Professionals accountable for enterprise data design — not just implementation.

Who This Program Is For

Designed For

  • Data architects and senior data modelers responsible for enterprise design standards

  • Senior data engineers influencing structural data decisions

  • Analytics and data platform leads aligning modeling with Medallion architectures

  • AI and semantic architecture leaders bridging structured and knowledge-based systems

  • Governance leaders and data product owners establishing durable enterprise standards

  • Enterprise teams seeking a reusable modeling foundation that supports both analytics and AI

Not Designed For

  • Entry-level practitioners seeking introductory database training

  • Tool-focused implementers looking for product-specific instruction

  • Teams seeking product-specific or vendor-focused technical tutorials

  • Pipeline-only engineering roles without design accountability

This program focuses on modeling discipline, architectural thinking, and enterprise knowledge design — not software mechanics.

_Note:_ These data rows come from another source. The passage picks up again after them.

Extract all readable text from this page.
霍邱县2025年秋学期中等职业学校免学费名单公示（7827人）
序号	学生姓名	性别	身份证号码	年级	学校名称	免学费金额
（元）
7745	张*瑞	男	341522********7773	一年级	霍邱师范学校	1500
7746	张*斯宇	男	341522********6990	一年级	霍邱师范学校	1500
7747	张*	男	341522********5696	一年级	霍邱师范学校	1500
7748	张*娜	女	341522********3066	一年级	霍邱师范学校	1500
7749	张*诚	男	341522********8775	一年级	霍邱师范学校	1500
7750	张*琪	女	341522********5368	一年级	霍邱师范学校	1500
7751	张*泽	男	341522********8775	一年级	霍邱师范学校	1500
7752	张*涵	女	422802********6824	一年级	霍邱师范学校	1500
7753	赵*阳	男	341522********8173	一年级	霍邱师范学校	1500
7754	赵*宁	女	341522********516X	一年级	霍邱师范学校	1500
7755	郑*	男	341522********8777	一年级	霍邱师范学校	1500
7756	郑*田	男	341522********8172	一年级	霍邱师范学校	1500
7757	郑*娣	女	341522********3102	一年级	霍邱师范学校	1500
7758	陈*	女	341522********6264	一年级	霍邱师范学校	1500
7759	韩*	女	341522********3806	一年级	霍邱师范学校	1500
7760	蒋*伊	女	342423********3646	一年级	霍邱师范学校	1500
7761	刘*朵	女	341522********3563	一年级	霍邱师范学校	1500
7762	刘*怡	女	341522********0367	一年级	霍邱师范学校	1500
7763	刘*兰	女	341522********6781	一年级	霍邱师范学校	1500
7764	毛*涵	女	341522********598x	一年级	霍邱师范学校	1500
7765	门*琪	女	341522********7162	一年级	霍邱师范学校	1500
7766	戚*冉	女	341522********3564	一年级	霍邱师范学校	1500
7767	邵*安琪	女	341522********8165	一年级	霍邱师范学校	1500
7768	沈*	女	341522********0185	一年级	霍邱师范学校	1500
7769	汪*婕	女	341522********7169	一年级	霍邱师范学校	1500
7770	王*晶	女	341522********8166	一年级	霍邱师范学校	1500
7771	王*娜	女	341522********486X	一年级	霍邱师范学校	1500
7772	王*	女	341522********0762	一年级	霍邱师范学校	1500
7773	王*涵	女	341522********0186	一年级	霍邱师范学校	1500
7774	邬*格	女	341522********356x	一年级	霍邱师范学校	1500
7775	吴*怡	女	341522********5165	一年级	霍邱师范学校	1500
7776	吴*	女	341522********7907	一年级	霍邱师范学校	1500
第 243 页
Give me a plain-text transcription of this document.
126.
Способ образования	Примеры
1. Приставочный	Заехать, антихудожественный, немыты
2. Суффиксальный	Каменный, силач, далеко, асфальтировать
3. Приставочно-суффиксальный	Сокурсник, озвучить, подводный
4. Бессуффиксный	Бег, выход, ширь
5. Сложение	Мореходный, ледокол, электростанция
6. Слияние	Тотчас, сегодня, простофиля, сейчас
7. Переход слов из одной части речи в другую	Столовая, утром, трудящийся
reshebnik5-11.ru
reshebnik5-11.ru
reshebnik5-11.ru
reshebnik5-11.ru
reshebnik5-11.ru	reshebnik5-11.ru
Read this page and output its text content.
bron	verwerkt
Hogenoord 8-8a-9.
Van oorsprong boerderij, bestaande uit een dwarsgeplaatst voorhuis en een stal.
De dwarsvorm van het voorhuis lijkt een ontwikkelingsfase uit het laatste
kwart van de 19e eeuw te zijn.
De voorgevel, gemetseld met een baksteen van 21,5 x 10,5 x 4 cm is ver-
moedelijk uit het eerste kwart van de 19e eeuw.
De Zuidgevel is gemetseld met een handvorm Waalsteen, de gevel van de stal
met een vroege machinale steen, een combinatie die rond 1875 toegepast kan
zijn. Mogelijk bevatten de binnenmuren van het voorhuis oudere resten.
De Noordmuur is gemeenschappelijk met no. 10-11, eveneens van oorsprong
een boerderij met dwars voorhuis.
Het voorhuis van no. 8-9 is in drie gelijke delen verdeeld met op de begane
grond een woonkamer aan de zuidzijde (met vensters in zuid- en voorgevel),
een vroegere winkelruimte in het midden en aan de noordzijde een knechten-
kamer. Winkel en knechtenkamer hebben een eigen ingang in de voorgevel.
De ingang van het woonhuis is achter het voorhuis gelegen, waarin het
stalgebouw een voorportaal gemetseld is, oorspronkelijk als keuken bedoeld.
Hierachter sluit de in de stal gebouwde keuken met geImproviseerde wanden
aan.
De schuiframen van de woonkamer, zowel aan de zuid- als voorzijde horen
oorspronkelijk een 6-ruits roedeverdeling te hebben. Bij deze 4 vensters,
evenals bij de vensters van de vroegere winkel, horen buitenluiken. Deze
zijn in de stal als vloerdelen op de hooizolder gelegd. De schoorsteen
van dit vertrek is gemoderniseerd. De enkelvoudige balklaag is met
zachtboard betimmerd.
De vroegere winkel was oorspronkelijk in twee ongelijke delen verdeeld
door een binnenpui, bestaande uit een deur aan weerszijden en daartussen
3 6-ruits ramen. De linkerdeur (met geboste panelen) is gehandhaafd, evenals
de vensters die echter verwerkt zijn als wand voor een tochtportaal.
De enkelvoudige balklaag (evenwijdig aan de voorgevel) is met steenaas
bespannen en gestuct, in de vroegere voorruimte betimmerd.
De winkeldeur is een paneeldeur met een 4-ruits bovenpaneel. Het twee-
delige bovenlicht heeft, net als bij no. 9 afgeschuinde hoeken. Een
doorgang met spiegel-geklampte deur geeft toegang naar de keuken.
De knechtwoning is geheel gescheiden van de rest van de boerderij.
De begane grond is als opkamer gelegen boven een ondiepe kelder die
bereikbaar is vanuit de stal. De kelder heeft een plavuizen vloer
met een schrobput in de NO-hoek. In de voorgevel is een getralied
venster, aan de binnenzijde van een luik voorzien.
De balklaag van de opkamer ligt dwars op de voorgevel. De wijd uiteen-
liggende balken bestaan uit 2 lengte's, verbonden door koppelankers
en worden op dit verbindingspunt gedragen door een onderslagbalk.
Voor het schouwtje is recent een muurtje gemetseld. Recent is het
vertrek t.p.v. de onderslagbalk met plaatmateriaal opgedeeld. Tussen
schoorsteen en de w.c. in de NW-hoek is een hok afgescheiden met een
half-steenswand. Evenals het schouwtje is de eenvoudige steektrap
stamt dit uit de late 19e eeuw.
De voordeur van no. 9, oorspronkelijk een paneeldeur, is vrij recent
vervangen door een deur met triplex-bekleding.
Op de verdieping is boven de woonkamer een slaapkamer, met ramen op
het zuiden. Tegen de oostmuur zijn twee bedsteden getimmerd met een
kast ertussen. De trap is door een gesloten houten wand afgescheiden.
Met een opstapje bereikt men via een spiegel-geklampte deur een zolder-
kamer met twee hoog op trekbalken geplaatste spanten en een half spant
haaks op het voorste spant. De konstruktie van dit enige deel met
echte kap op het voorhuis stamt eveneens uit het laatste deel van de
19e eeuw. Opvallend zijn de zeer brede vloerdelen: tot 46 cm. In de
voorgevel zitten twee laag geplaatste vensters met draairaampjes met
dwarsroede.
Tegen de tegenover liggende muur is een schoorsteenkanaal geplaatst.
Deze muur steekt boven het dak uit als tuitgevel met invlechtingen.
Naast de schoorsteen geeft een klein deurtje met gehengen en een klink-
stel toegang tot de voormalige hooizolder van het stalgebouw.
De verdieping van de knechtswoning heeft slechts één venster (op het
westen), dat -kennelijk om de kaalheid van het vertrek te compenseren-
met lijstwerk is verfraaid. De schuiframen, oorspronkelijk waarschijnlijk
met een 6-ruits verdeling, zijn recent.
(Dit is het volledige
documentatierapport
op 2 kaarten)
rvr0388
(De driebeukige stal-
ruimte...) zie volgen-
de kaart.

Delivery Format & Duration

Modern Data Modeling with Enterprise KnowledgePrints™: From Business Meaning to AI-Ready Data is delivered as a live, instructor-led experience designed for real enterprise application — emphasizing architectural design over passive learning.

The program is offered in two formats to support both enterprise teams and open cohort participants.

Instructor-Led | On-Site

Program Duration

Three consecutive days
Approximately 6 hours per day

Each session combines:

  • Structured instruction

  • Applied modeling workshops

  • Architectural discussion and enterprise context

Instructor-Led | Live Online

Delivered virtually in real time with direct instructor engagement.

Participants:

  • Engage in guided modeling exercises and applied case scenarios

  • Work through conceptual and logical design patterns

  • Receive live feedback and discussion throughout the program

Designed to replicate the rigor and interaction of in-person instruction.

Organizations that adopt this approach don’t just build better data platforms —
they design a foundation for enterprise knowledge that scales with AI.

Delivered at your organization for dedicated team engagements.

Designed to:

  • Align business and technical stakeholders around a shared modeling language

  • Establish a consistent enterprise knowledge blueprint

  • Apply modeling patterns directly to your domain and data landscape

Ideal for organizations formalizing data foundations to support governance, analytics, and AI initiatives.